Non solo in India; in molti Stati europei, come Germania e Francia, si combatte da anni per il divieto dell’utilizzo dell’hijab nei luoghi di lavoro. È una richiesta alquanto delicata, talvolta molto vicina al fenomeno – in Occidente molto comune – dell’“islamofobia”, ovvero quella visione dell’Islam come violenta, aggressiva, minacciosa e a sostegno del terrorismo.

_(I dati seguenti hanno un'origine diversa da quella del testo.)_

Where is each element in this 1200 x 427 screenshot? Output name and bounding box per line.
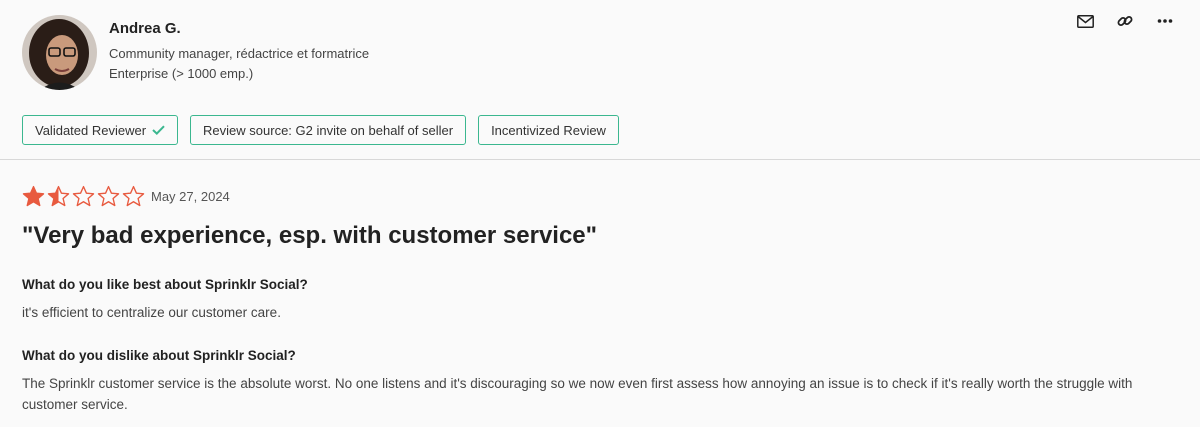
review-title: "Very bad experience, esp. with customer…	[22, 222, 598, 249]
check-icon	[152, 123, 165, 138]
review-date: May 27, 2024	[151, 189, 230, 204]
more-icon[interactable]	[1154, 10, 1176, 32]
question-dislike: What do you dislike about Sprinklr Socia…	[22, 348, 296, 363]
star-icon	[72, 185, 95, 207]
section-divider	[0, 159, 1200, 160]
badge-incentivized-review: Incentivized Review	[478, 115, 619, 145]
star-icon	[97, 185, 120, 207]
star-icon	[122, 185, 145, 207]
badge-label: Incentivized Review	[491, 122, 606, 138]
mail-icon[interactable]	[1074, 10, 1096, 32]
reviewer-role: Community manager, rédactrice et formatr…	[109, 46, 370, 61]
star-icon	[22, 185, 45, 207]
star-rating	[22, 185, 145, 207]
link-icon[interactable]	[1114, 10, 1136, 32]
avatar	[22, 15, 97, 90]
badge-label: Review source: G2 invite on behalf of se…	[203, 122, 454, 138]
reviewer-company-size: Enterprise (> 1000 emp.)	[109, 66, 254, 81]
reviewer-name: Andrea G.	[109, 20, 181, 37]
question-like-best: What do you like best about Sprinklr Soc…	[22, 277, 308, 292]
badge-review-source: Review source: G2 invite on behalf of se…	[190, 115, 467, 145]
badge-label: Validated Reviewer	[35, 122, 147, 138]
answer-dislike: The Sprinklr customer service is the abs…	[22, 376, 1133, 412]
review-actions	[1074, 10, 1176, 32]
answer-like-best: it's efficient to centralize our custome…	[22, 305, 281, 320]
review-badges: Validated Reviewer Review source: G2 inv…	[22, 115, 619, 145]
star-icon	[47, 185, 70, 207]
badge-validated-reviewer: Validated Reviewer	[22, 115, 179, 145]
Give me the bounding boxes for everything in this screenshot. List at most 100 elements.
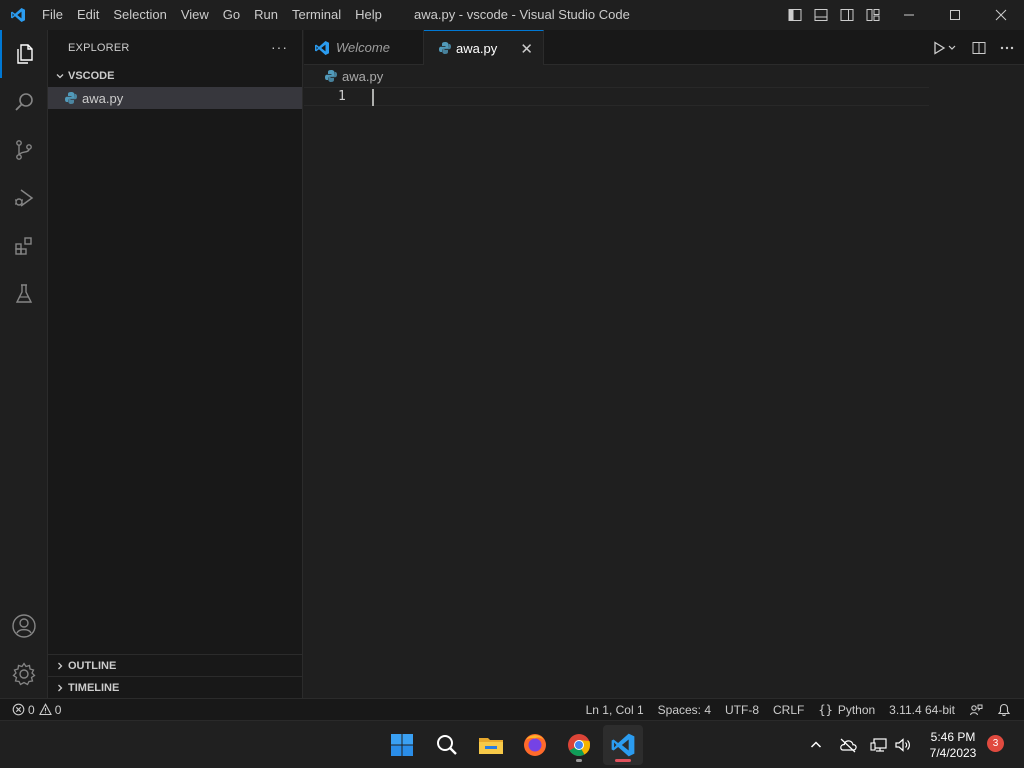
tab-awa-py[interactable]: awa.py ✕ xyxy=(424,30,544,65)
chrome-icon[interactable] xyxy=(559,725,599,765)
more-actions-icon[interactable]: ··· xyxy=(271,39,288,55)
end-of-line[interactable]: CRLF xyxy=(766,699,811,721)
close-tab-icon[interactable]: ✕ xyxy=(520,40,533,58)
python-file-icon xyxy=(324,69,338,83)
onedrive-offline-icon[interactable] xyxy=(836,721,860,768)
explorer-header: EXPLORER ··· xyxy=(48,30,302,65)
window-controls xyxy=(886,0,1024,30)
search-icon[interactable] xyxy=(0,78,48,126)
network-icon[interactable] xyxy=(868,721,890,768)
vscode-taskbar-icon[interactable] xyxy=(603,725,643,765)
extensions-icon[interactable] xyxy=(0,222,48,270)
layout-controls xyxy=(782,0,886,30)
chevron-right-icon xyxy=(52,683,68,693)
file-label: awa.py xyxy=(82,90,124,106)
cursor-position[interactable]: Ln 1, Col 1 xyxy=(579,699,651,721)
file-awa-py[interactable]: awa.py xyxy=(48,87,302,109)
explorer-title: EXPLORER xyxy=(68,41,130,54)
breadcrumb[interactable]: awa.py xyxy=(304,65,1024,87)
windows-start-icon[interactable] xyxy=(382,725,422,765)
indentation[interactable]: Spaces: 4 xyxy=(651,699,718,721)
window-title: awa.py - vscode - Visual Studio Code xyxy=(414,7,630,22)
notifications-bell-icon[interactable] xyxy=(990,699,1018,721)
explorer-icon[interactable] xyxy=(0,30,48,78)
warning-icon xyxy=(38,703,52,716)
folder-label: VSCODE xyxy=(68,70,115,82)
timeline-section[interactable]: TIMELINE xyxy=(48,676,303,698)
toggle-panel-icon[interactable] xyxy=(808,0,834,30)
tab-welcome[interactable]: Welcome xyxy=(304,30,424,65)
run-python-file-icon[interactable] xyxy=(928,30,962,65)
maximize-icon[interactable] xyxy=(932,0,978,30)
current-line-highlight[interactable] xyxy=(304,87,929,106)
outline-section[interactable]: OUTLINE xyxy=(48,654,303,676)
warning-count: 0 xyxy=(54,702,62,717)
system-clock[interactable]: 5:46 PM 7/4/2023 xyxy=(920,729,986,761)
status-right: Ln 1, Col 1 Spaces: 4 UTF-8 CRLF {} Pyth… xyxy=(579,699,1018,721)
tab-label: Welcome xyxy=(336,40,390,55)
editor-area: Welcome awa.py ✕ awa.py 1 xyxy=(304,30,1024,698)
error-count: 0 xyxy=(28,702,35,717)
clock-time: 5:46 PM xyxy=(930,730,976,744)
editor-tabs: Welcome awa.py ✕ xyxy=(304,30,1024,65)
activity-bar xyxy=(0,30,48,698)
file-encoding[interactable]: UTF-8 xyxy=(718,699,766,721)
problems-status[interactable]: 0 0 xyxy=(0,699,61,721)
braces-icon: {} xyxy=(818,703,833,717)
accounts-icon[interactable] xyxy=(0,602,48,650)
menu-go[interactable]: Go xyxy=(216,0,247,30)
python-file-icon xyxy=(438,41,452,55)
vscode-logo-icon xyxy=(0,0,35,30)
breadcrumb-file: awa.py xyxy=(342,68,384,84)
menu-run[interactable]: Run xyxy=(247,0,285,30)
running-indicator xyxy=(576,759,582,762)
tab-label: awa.py xyxy=(456,40,498,56)
timeline-label: TIMELINE xyxy=(68,682,120,694)
show-hidden-icons-chevron-icon[interactable] xyxy=(804,721,828,768)
close-window-icon[interactable] xyxy=(978,0,1024,30)
vscode-logo-icon xyxy=(314,40,330,56)
taskbar-search-icon[interactable] xyxy=(427,725,467,765)
python-file-icon xyxy=(64,91,78,105)
folder-vscode[interactable]: VSCODE xyxy=(48,65,302,87)
feedback-icon[interactable] xyxy=(962,699,990,721)
text-cursor xyxy=(372,89,374,106)
manage-gear-icon[interactable] xyxy=(0,650,48,698)
title-bar: File Edit Selection View Go Run Terminal… xyxy=(0,0,1024,30)
active-indicator xyxy=(615,759,631,762)
menu-view[interactable]: View xyxy=(174,0,216,30)
outline-header: OUTLINE xyxy=(48,655,303,677)
volume-icon[interactable] xyxy=(892,721,914,768)
split-editor-icon[interactable] xyxy=(968,30,990,65)
editor-actions xyxy=(928,30,1024,65)
python-interpreter[interactable]: 3.11.4 64-bit xyxy=(882,699,962,721)
source-control-icon[interactable] xyxy=(0,126,48,174)
minimize-icon[interactable] xyxy=(886,0,932,30)
timeline-header: TIMELINE xyxy=(48,677,303,699)
notification-badge[interactable]: 3 xyxy=(987,735,1004,752)
toggle-primary-sidebar-icon[interactable] xyxy=(782,0,808,30)
menu-selection[interactable]: Selection xyxy=(106,0,173,30)
customize-layout-icon[interactable] xyxy=(860,0,886,30)
chevron-down-icon xyxy=(52,71,68,81)
error-icon xyxy=(12,703,25,716)
menu-terminal[interactable]: Terminal xyxy=(285,0,348,30)
outline-label: OUTLINE xyxy=(68,660,117,672)
firefox-icon[interactable] xyxy=(515,725,555,765)
explorer-sidebar: EXPLORER ··· VSCODE awa.py OUTLINE TIMEL… xyxy=(48,30,303,698)
windows-taskbar: 5:46 PM 7/4/2023 xyxy=(0,720,1024,768)
menu-help[interactable]: Help xyxy=(348,0,389,30)
language-mode[interactable]: {} Python xyxy=(811,699,882,721)
line-number: 1 xyxy=(338,89,346,104)
run-debug-icon[interactable] xyxy=(0,174,48,222)
more-actions-icon[interactable] xyxy=(996,30,1018,65)
toggle-secondary-sidebar-icon[interactable] xyxy=(834,0,860,30)
menu-file[interactable]: File xyxy=(35,0,70,30)
menu-bar: File Edit Selection View Go Run Terminal… xyxy=(35,0,389,30)
status-bar: 0 0 Ln 1, Col 1 Spaces: 4 UTF-8 CRLF {} … xyxy=(0,698,1024,720)
file-explorer-icon[interactable] xyxy=(471,725,511,765)
language-label: Python xyxy=(837,703,876,717)
chevron-right-icon xyxy=(52,661,68,671)
testing-icon[interactable] xyxy=(0,270,48,318)
menu-edit[interactable]: Edit xyxy=(70,0,106,30)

La stessa Corte di giustizia europea si è espressa nel giugno 2021, affermando come il divieto di indossare il velo islamico al lavoro “può essere giustificato dall’esigenza del datore di lavoro di presentarsi in modo neutrale nei confronti di clienti o prevenire conflitti sociali”. È una dichiarazione quella del tribunale europeo poco chiara: secondo la disposizione, donne e uomini dovrebbero privarsi di tradizioni e abiti tipici religiosi per evitare conflitti all’interno di un contesto sociale. La linea, quindi, tra rispetto sociale e islamofobia è sempre più sottile e sempre più facile da tagliare, rischiando di alimentare l’odio verso un’usanza tipica di un mondo che da anni facciamo fatica a comprendere e accettare.